Step 3: Students should complete the first part of the worksheet. When they are finished with the first part of the worksheet, the students should access the bookmarked page.

Step 4: Demonstrate the use of the recipe conversion feature of the site. Have the students compare their answers to the first part of the worksheet with conversions of the recipe for "Puppy Chow."

Step 5: Draw closure to the lesson by reviewing the concepts of ratios and proportions and how they relate to recipes.
"A ratio is a comparison of 2 or more numbers. A recipe is an example of a ratio. The quantities of ingredients in a recipe could be written as a ratio."
"A proportion is an equation formed by the equivalence of two (or more) ratios. A recipe can be increased or decreased by multiplication or division. The proportion of servings and ingredients should remain similar."

Step 6: For the remainder of the lesson the students continue working in groups to finish the worksheet.


Social Studies:
Explore demographics throughout the U.S. and the world. Based on historical trends predict how the population will change over the next 10 years. What ratios are expected to increase? What ratios are expected to decrease?

Scale and proportion can be explored in detail through art. Explore how proportion has been used to mirror an image. Explore how proportion and scale has been used to distort and create images. Create a piece of art that is scaled up or down in only one dimension.

Apply ratios and proportions to mixing chemicals in a science lab.

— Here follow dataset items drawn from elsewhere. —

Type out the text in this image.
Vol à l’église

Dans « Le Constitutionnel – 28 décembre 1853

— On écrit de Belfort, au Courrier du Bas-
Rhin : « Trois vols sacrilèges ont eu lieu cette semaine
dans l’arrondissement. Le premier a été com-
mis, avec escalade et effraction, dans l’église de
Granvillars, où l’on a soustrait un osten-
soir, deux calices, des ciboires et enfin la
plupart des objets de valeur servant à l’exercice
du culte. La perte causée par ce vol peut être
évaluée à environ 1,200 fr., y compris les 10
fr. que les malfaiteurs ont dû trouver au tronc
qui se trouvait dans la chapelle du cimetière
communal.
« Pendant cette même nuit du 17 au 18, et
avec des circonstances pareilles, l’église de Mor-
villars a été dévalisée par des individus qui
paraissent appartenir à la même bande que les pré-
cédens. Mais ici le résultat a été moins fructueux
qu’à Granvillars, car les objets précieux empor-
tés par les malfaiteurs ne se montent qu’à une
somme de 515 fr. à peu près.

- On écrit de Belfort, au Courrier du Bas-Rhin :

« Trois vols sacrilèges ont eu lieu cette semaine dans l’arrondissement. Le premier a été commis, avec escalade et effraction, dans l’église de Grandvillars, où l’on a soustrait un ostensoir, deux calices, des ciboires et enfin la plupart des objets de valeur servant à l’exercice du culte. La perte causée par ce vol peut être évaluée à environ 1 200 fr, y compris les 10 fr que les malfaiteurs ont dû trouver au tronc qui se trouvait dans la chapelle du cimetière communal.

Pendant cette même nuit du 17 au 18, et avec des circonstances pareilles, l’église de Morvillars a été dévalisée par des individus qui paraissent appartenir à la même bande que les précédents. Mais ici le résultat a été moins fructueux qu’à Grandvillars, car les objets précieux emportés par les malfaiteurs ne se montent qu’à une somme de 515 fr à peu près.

  • Ask a local artist to come and discuss with the class how he or she uses ratios and proportions in art. For example, mixing of colors or creating objects to scale.
  • Invite an architect or contractor to discuss how scale is used in creating or using building plans.
  • Talk to the professionals in your cafeteria. Have someone explain the process of menu planning. Ask the professionals how they adjust recipes for the school.